3D Saul Goodman sits within a larger ecosystem of *Breaking Bad* and *Better Call Saul* meme culture that kept the franchise alive in internet discourse well after the shows ended. The meme grew alongside other Saul-adjacent formats on r/okbuddychicanery, the subreddit that became ground zero for ironic *Breaking Bad* humor.

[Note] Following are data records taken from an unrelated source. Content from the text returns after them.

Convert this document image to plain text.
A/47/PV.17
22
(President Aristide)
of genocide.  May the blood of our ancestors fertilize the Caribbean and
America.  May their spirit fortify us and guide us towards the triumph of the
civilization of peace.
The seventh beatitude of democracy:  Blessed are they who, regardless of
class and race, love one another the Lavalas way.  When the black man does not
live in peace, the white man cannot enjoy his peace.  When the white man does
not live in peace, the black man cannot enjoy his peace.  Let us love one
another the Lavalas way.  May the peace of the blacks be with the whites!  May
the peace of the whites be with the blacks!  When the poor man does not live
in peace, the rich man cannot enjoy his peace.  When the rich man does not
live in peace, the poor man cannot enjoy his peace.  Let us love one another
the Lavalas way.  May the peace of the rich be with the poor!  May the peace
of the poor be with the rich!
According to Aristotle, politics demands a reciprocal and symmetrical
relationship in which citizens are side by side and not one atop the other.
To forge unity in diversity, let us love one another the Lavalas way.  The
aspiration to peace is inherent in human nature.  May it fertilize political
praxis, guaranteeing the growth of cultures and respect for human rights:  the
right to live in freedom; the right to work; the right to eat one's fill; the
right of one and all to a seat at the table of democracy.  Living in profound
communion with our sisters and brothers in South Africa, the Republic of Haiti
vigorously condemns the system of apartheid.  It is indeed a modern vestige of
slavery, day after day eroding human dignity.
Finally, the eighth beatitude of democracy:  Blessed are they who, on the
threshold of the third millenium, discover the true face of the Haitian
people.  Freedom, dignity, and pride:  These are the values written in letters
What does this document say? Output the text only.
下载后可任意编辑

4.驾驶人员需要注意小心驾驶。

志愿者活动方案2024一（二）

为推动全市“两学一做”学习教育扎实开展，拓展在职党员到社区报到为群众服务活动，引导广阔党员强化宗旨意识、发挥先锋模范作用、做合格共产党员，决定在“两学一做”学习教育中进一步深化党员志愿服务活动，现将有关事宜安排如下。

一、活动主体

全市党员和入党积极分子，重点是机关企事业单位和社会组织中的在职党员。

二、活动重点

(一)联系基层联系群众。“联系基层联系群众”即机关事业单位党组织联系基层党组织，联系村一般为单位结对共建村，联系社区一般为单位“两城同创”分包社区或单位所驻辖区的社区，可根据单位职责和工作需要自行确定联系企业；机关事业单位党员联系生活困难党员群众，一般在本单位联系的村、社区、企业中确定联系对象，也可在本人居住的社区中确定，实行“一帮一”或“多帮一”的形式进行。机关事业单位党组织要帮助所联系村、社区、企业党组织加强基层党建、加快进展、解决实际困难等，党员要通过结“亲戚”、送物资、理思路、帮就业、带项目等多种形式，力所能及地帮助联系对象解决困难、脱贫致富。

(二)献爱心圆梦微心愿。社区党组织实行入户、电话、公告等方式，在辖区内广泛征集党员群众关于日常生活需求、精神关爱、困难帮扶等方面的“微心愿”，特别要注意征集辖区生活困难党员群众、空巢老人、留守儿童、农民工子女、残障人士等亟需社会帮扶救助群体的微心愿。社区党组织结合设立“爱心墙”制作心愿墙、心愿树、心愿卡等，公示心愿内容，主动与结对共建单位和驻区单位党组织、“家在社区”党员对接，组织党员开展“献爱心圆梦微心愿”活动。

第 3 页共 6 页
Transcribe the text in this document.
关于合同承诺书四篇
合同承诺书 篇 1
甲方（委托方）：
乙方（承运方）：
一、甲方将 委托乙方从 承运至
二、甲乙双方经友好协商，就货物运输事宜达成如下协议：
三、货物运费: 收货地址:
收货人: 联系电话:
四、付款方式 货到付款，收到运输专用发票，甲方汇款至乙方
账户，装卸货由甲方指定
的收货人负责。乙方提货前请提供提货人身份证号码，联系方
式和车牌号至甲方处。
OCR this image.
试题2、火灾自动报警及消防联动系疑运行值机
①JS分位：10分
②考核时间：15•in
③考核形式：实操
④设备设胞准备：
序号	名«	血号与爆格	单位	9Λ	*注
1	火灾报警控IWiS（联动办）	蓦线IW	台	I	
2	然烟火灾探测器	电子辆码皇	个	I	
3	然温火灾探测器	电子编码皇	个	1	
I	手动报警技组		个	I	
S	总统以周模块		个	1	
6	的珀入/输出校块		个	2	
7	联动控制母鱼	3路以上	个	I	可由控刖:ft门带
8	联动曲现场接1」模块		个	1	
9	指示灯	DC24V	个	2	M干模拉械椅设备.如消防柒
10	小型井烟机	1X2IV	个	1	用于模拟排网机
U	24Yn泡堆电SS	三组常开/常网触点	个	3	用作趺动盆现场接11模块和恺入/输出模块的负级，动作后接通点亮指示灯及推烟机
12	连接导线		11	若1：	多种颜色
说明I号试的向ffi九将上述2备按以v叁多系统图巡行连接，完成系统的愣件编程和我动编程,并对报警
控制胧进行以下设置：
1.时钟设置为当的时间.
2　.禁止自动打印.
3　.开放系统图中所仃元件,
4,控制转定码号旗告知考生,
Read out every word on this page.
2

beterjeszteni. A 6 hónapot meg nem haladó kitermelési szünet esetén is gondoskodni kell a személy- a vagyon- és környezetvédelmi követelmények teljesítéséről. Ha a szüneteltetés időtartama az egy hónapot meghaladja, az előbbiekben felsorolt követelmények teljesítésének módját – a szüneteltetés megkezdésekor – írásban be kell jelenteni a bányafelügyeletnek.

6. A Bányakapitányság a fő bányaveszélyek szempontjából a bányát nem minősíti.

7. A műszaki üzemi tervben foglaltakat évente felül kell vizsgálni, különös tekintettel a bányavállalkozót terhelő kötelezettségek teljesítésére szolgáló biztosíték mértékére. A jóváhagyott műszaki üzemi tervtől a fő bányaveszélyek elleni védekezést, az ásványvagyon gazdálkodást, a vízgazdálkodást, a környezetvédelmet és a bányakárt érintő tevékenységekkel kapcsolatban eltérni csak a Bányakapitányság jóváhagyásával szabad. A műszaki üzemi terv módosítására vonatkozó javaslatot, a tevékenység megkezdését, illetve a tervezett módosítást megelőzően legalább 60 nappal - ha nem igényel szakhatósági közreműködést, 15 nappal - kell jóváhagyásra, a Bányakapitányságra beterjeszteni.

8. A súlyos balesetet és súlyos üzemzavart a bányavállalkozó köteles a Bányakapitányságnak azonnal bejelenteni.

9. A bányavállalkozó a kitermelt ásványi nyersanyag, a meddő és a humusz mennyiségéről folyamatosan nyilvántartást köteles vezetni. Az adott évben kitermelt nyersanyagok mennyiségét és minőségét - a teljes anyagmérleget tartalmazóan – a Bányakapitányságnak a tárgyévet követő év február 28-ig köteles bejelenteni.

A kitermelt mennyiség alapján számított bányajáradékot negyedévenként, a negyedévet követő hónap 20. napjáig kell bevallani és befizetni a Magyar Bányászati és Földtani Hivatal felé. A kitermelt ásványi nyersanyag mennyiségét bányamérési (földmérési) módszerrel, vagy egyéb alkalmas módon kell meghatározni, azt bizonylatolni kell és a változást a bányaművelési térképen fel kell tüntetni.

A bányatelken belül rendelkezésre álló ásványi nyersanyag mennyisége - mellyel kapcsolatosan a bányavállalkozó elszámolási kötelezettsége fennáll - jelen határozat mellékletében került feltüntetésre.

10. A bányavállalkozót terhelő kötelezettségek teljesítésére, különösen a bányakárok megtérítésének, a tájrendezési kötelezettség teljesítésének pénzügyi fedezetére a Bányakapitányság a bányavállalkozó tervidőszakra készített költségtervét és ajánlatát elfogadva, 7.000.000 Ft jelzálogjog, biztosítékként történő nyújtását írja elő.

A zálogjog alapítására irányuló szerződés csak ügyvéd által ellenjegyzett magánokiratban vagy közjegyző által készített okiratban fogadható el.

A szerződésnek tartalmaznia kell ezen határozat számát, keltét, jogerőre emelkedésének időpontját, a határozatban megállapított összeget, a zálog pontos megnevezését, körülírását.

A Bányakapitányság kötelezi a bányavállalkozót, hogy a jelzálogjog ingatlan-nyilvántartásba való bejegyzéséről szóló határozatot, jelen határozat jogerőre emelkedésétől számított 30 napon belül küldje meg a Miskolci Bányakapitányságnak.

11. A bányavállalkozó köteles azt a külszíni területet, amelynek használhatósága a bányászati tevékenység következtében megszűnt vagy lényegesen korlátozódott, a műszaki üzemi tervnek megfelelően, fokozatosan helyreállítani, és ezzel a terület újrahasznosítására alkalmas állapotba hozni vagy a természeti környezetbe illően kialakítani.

The broader *Better Call Saul* meme scene, including 3D Saul, "Kid Named Finger," and the "Yup" meme, worked as a kind of collective mourning process for fans who missed the show. Most prestige dramas fade into recommendation lists after their finales. *Better Call Saul* stayed in the conversation through shitposts. The fans making these memes were usually the ones who'd watched the series multiple times, turning tiny visual details (finger guns, suit colors) into inside jokes.

Fun Facts

The original video by Itsnickford was reportedly just a 3D rendering test, not an intentional meme.

The comedy of the format relies on the contrast between *Better Call Saul*'s serious, award-winning reputation and the absurdity of a janky 3D head floating at you.

The r/okbuddychicanery subreddit, where much of the *Breaking Bad* meme culture lives, also produced the "Kid Named Finger" meme, which makes absolutely no sense and is beloved for exactly that reason.

Urban Dictionary's top definition for "3D Saul Goodman" leans heavily into hyperbolic praise, calling the 3D lawyer capable of giving "an immediate orgasm no matter your gender or race".

Derivatives & Variations

3D Hank Schrader (Sussy Baka):

YouTuber Smoah created a 3D Hank Schrader variant speaking the "Sussy Baka" Dean Norris quote, gaining over 41,700 views[3].

Simplified/Low-Def Saul:

Smoah also posted a deliberately lower-quality version of the 3D Saul model that became popular in its own right, hitting 224,000 views[3].

Staring Contest Edits:

The Peternity edit pairing 3D Saul against Patrick Bateman spawned a subgenre of character face-off videos[3].